Monday, February 19, 2024

The Problem with Negativity

Gerald Seib has taken to the pages of the Wall Street Journal to bemoan the state of American political rhetoric. Political advertising, he avers, is more likely to involve trash talking about one’s opponent and less likely to present issues. We demonize and vilify. We do not debate and discuss opposing points of view.

So much for the marketplace of ideas. And so much for deliberative democracy.


As for how we got to this juncture, the answer seems fairly clear. Far too many American minds have been warped to the point where they simply want to know the most acceptable opinion, to the exclusion of the rest. 


It’s about feeling like a member of a cult-like group. The practice does not appeal to intelligence, but it manipulates emotion. It makes people feel something, not think something.


People are not well enough educated to entertain alternative points of view. So, they want to feel like they belong to this or that group. Otherwise, they would need to work, to evaluate two alternative points of view. 


Knowing who you should love or hate is easier than knowing the particularities of a policy debate. Or even of legal issues.


The American mind has been closed, Allan Bloom told us more than three decades ago, and it has since been even more closed off and closed down. Our educators no longer bother to teach children how to think. They teach them the prevailing orthodoxy and punish those who deviate, or who think for themselves.


When you cannot entertain different points of view, you become a cult follower. But, that implies that you are incapable of negotiating or even conversing. If you fail to show respect for alternative viewpoints, other people are not going to show any respect for yours. 


If you cannot negotiate you cannot do business. You cannot provide leadership. You cannot persuade your staff to implement your policy. If you cannot negotiate you will find yourself in a position where you will insist on getting your way. 


It takes more intelligence and more education to see two sides of an issue than to see only one side. And, it is easier to be negative than to be positive. 


To create a consensus, to include people in a group or on a team, you need to recognize the potential validity of other points of view.
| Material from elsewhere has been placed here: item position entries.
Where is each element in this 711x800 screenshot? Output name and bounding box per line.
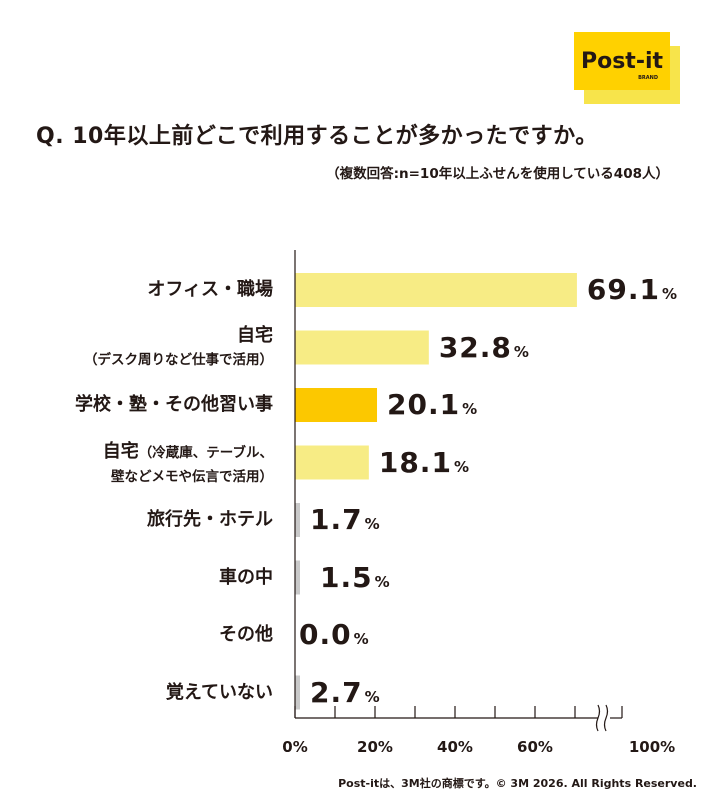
- x-tick-label: 60%: [517, 738, 553, 756]
- bar: [295, 675, 300, 710]
- value-label: 18.1%: [379, 443, 469, 487]
- value-unit: %: [462, 400, 478, 418]
- category-sub-text: （デスク周りなど仕事で活用）: [84, 351, 273, 368]
- value-unit: %: [364, 687, 380, 706]
- value-number: 2.7: [310, 675, 363, 709]
- category-label: 車の中: [219, 566, 273, 590]
- category-label: 旅行先・ホテル: [147, 508, 273, 532]
- category-label: 覚えていない: [166, 681, 273, 705]
- logo-brand-subtext: BRAND: [638, 75, 658, 81]
- x-tick-label: 40%: [437, 738, 473, 756]
- category-label: 自宅 （デスク周りなど仕事で活用）: [84, 323, 273, 373]
- x-tick-label: 0%: [282, 738, 307, 756]
- category-main-text: 車の中: [219, 566, 273, 588]
- axis-break-mark: [595, 704, 601, 732]
- axis-break-mark: [603, 704, 609, 732]
- bar: [295, 330, 429, 365]
- logo-brand-text: Post-it: [581, 49, 664, 74]
- category-sub-text: 壁などメモや伝言で活用）: [111, 468, 273, 485]
- value-unit: %: [453, 457, 469, 476]
- bar: [295, 273, 577, 307]
- category-label: オフィス・職場: [147, 278, 273, 302]
- x-tick-label: 100%: [629, 738, 675, 756]
- x-tick-label: 20%: [357, 738, 393, 756]
- bar: [295, 560, 300, 595]
- category-main-text: 覚えていない: [165, 681, 273, 703]
- value-label: 1.7%: [310, 500, 380, 544]
- category-sub-text: （冷蔵庫、テーブル、: [138, 444, 273, 461]
- category-main-text: 旅行先・ホテル: [147, 509, 273, 530]
- value-number: 20.1: [387, 388, 461, 421]
- bar: [295, 445, 369, 480]
- bar: [295, 503, 300, 537]
- value-unit: %: [374, 572, 390, 591]
- value-number: 1.7: [310, 503, 363, 536]
- category-main-text: 自宅: [102, 440, 139, 462]
- value-number: 18.1: [378, 445, 452, 479]
- category-main-text: 学校・塾・その他習い事: [75, 394, 273, 415]
- value-label: 32.8%: [439, 328, 529, 372]
- category-main-text: 自宅: [237, 324, 273, 346]
- category-label: 学校・塾・その他習い事: [75, 393, 273, 417]
- bar: [295, 388, 378, 422]
- value-label: 20.1%: [387, 385, 477, 429]
- chart-title: Q. 10年以上前どこで利用することが多かったですか。: [36, 124, 598, 149]
- value-unit: %: [513, 342, 529, 361]
- chart-subtitle: （複数回答:n=10年以上ふせんを使用している408人）: [326, 166, 669, 182]
- category-label: その他: [219, 623, 273, 647]
- value-number: 69.1: [586, 273, 661, 306]
- post-it-logo: Post-it BRAND: [574, 32, 680, 104]
- value-label: 69.1%: [587, 270, 677, 314]
- value-unit: %: [662, 285, 678, 303]
- value-label: 1.5%: [320, 558, 390, 602]
- value-number: 1.5: [320, 560, 373, 594]
- value-unit: %: [364, 515, 380, 533]
- category-main-text: オフィス・職場: [147, 279, 273, 300]
- value-unit: %: [353, 630, 369, 648]
- logo-front-note: [574, 32, 670, 90]
- value-label: 2.7%: [310, 673, 380, 717]
- value-label: 0.0%: [299, 615, 369, 659]
- trademark-footer: Post-itは、3M社の商標です。© 3M 2026. All Rights …: [338, 777, 697, 790]
- category-main-text: その他: [219, 624, 273, 645]
- value-number: 0.0: [299, 618, 352, 651]
- value-number: 32.8: [438, 330, 512, 364]
- category-label: 自宅（冷蔵庫、テーブル、壁などメモや伝言で活用）: [103, 440, 273, 489]
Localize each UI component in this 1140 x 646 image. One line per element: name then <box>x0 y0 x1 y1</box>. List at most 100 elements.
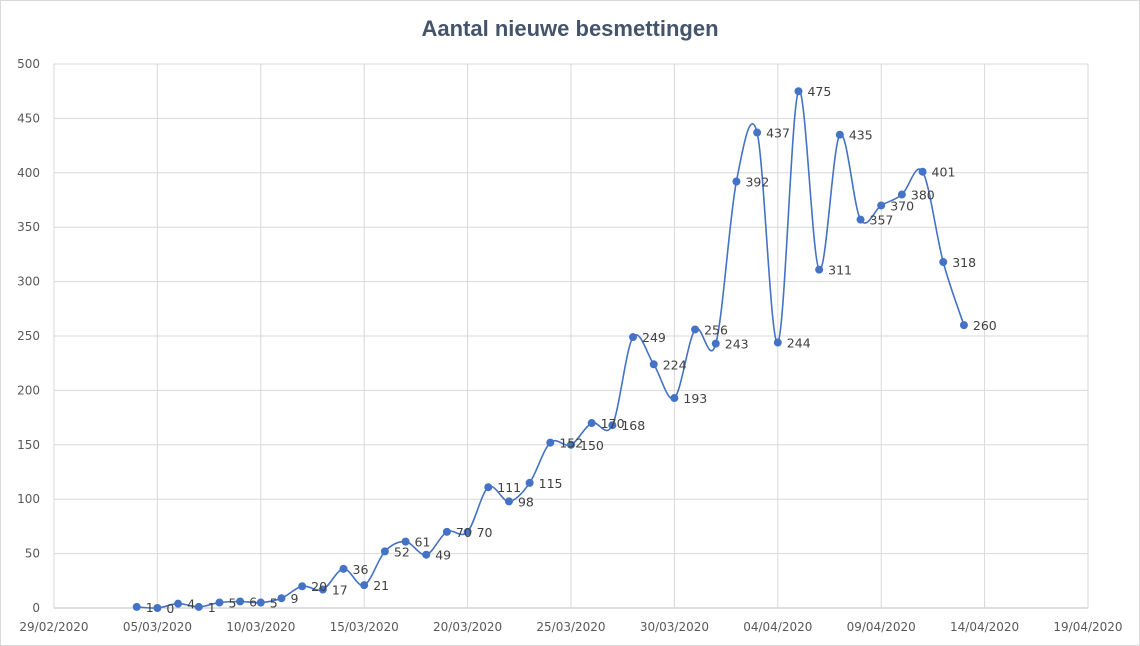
data-point <box>422 550 431 559</box>
data-point <box>463 527 472 536</box>
data-label: 61 <box>415 535 431 550</box>
data-label: 311 <box>828 263 852 278</box>
data-label: 150 <box>580 438 604 453</box>
x-tick-label: 05/03/2020 <box>123 620 192 634</box>
x-tick-label: 04/04/2020 <box>743 620 812 634</box>
data-point <box>732 177 741 186</box>
data-point <box>298 582 307 591</box>
data-label: 1 <box>208 600 216 615</box>
data-point <box>959 321 968 330</box>
chart-title: Aantal nieuwe besmettingen <box>421 16 719 41</box>
data-label: 168 <box>621 418 645 433</box>
data-label: 249 <box>642 330 666 345</box>
data-label: 98 <box>518 494 534 509</box>
data-point <box>649 360 658 369</box>
data-point <box>318 585 327 594</box>
data-label: 244 <box>787 336 811 351</box>
data-label: 70 <box>477 525 493 540</box>
data-point <box>401 537 410 546</box>
data-point <box>256 598 265 607</box>
y-tick-label: 0 <box>32 601 40 615</box>
data-point <box>856 215 865 224</box>
data-point <box>132 602 141 611</box>
data-label: 318 <box>952 255 976 270</box>
data-point <box>773 338 782 347</box>
data-point <box>442 527 451 536</box>
data-label: 401 <box>932 165 956 180</box>
y-tick-label: 250 <box>17 329 40 343</box>
data-point <box>629 333 638 342</box>
data-point <box>670 394 679 403</box>
data-label: 380 <box>911 188 935 203</box>
data-point <box>608 421 617 430</box>
x-tick-label: 09/04/2020 <box>847 620 916 634</box>
data-point <box>339 564 348 573</box>
y-tick-label: 350 <box>17 220 40 234</box>
data-label: 49 <box>435 548 451 563</box>
data-point <box>215 598 224 607</box>
x-tick-label: 20/03/2020 <box>433 620 502 634</box>
data-point <box>380 547 389 556</box>
data-label: 0 <box>166 601 174 616</box>
data-label: 70 <box>456 525 472 540</box>
data-label: 52 <box>394 544 410 559</box>
data-label: 193 <box>683 391 707 406</box>
data-point <box>153 604 162 612</box>
data-point <box>815 265 824 274</box>
data-label: 1 <box>146 600 154 615</box>
x-tick-label: 25/03/2020 <box>536 620 605 634</box>
data-point <box>174 599 183 608</box>
data-label: 5 <box>228 596 236 611</box>
data-point <box>897 190 906 199</box>
data-label: 243 <box>725 337 749 352</box>
data-point <box>546 438 555 447</box>
y-tick-label: 50 <box>25 547 40 561</box>
data-point <box>877 201 886 210</box>
y-tick-label: 100 <box>17 492 40 506</box>
data-label: 111 <box>497 480 521 495</box>
data-label: 370 <box>890 198 914 213</box>
data-label: 5 <box>270 596 278 611</box>
data-point <box>835 130 844 139</box>
data-point <box>918 167 927 176</box>
series-line <box>136 90 965 609</box>
data-label: 4 <box>187 597 195 612</box>
x-tick-label: 30/03/2020 <box>640 620 709 634</box>
x-tick-label: 29/02/2020 <box>19 620 88 634</box>
y-tick-label: 500 <box>17 57 40 71</box>
data-point <box>484 483 493 492</box>
data-point <box>691 325 700 334</box>
data-label: 437 <box>766 126 790 141</box>
data-label: 20 <box>311 579 327 594</box>
data-point <box>504 497 513 506</box>
x-tick-label: 10/03/2020 <box>226 620 295 634</box>
data-label: 392 <box>745 175 769 190</box>
x-tick-label: 19/04/2020 <box>1053 620 1122 634</box>
data-label: 256 <box>704 322 728 337</box>
data-point <box>567 440 575 449</box>
data-point <box>939 258 948 267</box>
data-label: 435 <box>849 128 873 143</box>
data-label: 260 <box>973 318 997 333</box>
data-label: 115 <box>539 476 563 491</box>
data-point <box>525 478 534 487</box>
data-label: 21 <box>373 578 389 593</box>
y-tick-label: 300 <box>17 275 40 289</box>
x-tick-label: 15/03/2020 <box>330 620 399 634</box>
y-tick-label: 400 <box>17 166 40 180</box>
x-tick-label: 14/04/2020 <box>950 620 1019 634</box>
data-point <box>194 602 203 611</box>
data-label: 357 <box>870 213 894 228</box>
data-point <box>587 419 596 428</box>
data-point <box>753 128 762 137</box>
y-tick-label: 450 <box>17 111 40 125</box>
data-point <box>711 339 720 348</box>
y-tick-label: 150 <box>17 438 40 452</box>
data-label: 17 <box>332 583 348 598</box>
data-point <box>236 597 245 606</box>
data-label: 152 <box>559 436 583 451</box>
data-label: 6 <box>249 594 257 609</box>
data-point <box>360 581 369 590</box>
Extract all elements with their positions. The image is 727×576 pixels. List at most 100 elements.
No one is going to do his best job because he has been browbeaten by a manager who imposes his will on everyone else. 



Failing to recognize the value of someone else’s ideas is disrespectful. And disrespect does not persuade.


Moreover, in order to get along with other people you are obliged to modify your positions, to recognize the value of the other person’s point of view, and to reject the all or nothing, good vs. evil mindset that characterizes the conversation where you assume that one person has a monopoly on the truth and that the other person’s point of view must be ignored. In other words, you must reject negativity.


Given the mental deficiencies of the products of our educational system, executive coaches and psycho professionals tell us that we can best communicate by showering everyone with essence of vulnerability. They have elevated empathy into the supreme virtue, failing to notice, as Paul Bloom once averred, that too much empathy can make you a sadistic empath.


More important than feeling your feelings or even feeling everyone else’s feelings is-- to play by the same rules. We see it every day in courtrooms where nitwit prosecutors and judges apply one set of standards to one defendant and another set of standards to another defendant. It is not about justice, but about using the judicial system to impose one’s will on one’s perceived enemies.


In a culture where people are competing to see whose rules can be imposed on who-- which is called multicultural-- where people try to get their way, and have to win, at all costs. When they are not winning they insist that the game is rigged and that it can only be corrected by rigging it in their favor. 


Leadership involves persuading people that you have heard their views and that you are accepting that everyone has something to contribute. It precludes dismissive negativity. As of now we are not even close to it. If you dismiss someone's ideas out of hand, you should not expect that he will do his best to implement yours.